The plea about lack of corroboration has no substance. Notwithstanding this legal position, in the instant case, we even find enough corroborative material as well, which is discussed hereinabove.” 27. We have already found that the evidence of the victim (PW1) inspires confidence and, therefore, we hold that the appellant committed gang rape on the victim punishable under section 376D of the IPC. So far the offence punishable under section 456 of the IPC is concerned, we have already found that the appellant along with his co-accused entered into the house of the victim while she was asleep after opening the door by cutting the rope with which the door was tied, dragged her out and committed rape on her and as such committed house trespass into the house of the victim at night in order to commit an offence punishable with imprisonment. We have already held that an offence punishable under section 376D of the IPC has been committed in this case. 28. Therefore, the conviction of the appellant under section 376D/456 of the IPC as well as the sentences require no interference in exercise of appellate jurisdiction of this court. However, we are of the considered opinion that the substantive sentences of imprisonment imposed upon the appellant, if run concurrently, shall meet the ends of justice.
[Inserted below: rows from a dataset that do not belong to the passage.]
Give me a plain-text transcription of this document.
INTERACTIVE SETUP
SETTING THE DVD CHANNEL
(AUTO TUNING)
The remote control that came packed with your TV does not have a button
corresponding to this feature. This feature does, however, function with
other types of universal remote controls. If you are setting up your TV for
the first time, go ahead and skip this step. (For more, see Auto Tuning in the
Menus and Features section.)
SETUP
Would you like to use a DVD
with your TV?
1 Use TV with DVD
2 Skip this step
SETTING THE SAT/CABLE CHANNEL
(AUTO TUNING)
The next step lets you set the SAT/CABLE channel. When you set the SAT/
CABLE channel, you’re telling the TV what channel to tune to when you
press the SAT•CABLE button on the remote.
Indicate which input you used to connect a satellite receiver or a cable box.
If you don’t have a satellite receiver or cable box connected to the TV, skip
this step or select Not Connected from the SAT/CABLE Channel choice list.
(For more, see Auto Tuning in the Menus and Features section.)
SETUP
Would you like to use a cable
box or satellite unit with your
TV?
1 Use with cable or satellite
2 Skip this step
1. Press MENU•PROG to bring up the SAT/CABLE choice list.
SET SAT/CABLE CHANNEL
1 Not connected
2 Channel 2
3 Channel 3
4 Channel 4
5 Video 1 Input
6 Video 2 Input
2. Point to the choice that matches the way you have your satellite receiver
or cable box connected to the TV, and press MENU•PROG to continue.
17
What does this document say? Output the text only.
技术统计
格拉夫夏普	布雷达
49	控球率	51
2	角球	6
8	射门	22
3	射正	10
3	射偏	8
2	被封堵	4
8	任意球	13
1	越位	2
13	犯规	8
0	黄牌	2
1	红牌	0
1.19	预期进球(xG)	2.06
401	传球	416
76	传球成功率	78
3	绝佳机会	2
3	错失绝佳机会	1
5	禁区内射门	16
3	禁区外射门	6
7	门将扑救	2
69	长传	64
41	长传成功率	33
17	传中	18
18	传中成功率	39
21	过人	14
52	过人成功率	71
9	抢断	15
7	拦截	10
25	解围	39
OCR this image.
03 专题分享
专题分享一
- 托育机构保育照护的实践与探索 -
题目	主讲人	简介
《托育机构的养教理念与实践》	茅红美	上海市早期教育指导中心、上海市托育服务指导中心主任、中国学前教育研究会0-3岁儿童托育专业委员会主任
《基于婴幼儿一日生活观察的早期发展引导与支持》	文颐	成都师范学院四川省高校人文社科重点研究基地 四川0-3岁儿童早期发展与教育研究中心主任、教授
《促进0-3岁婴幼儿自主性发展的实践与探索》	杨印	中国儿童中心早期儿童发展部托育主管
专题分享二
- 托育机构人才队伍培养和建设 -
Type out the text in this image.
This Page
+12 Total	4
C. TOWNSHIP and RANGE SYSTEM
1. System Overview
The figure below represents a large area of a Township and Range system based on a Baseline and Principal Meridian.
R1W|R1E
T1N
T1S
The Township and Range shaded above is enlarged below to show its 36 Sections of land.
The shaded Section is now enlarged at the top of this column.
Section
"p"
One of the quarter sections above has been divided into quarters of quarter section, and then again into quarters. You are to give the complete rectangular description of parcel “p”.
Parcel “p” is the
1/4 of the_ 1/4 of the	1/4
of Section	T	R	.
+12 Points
Therefore, we order that the substantive sentences shall run concurrently. Accordingly, with the said clarification in respect of the sentences, the appeal is dismissed on merit. 29. Send down the LCR with a copy of this judgment. 30. This court appreciates the assistance rendered by the learned amicus curiae, Mr. A. Ahmed and directs that an amount of Rs. 7,500 be paid to him as honorarium for his assistance.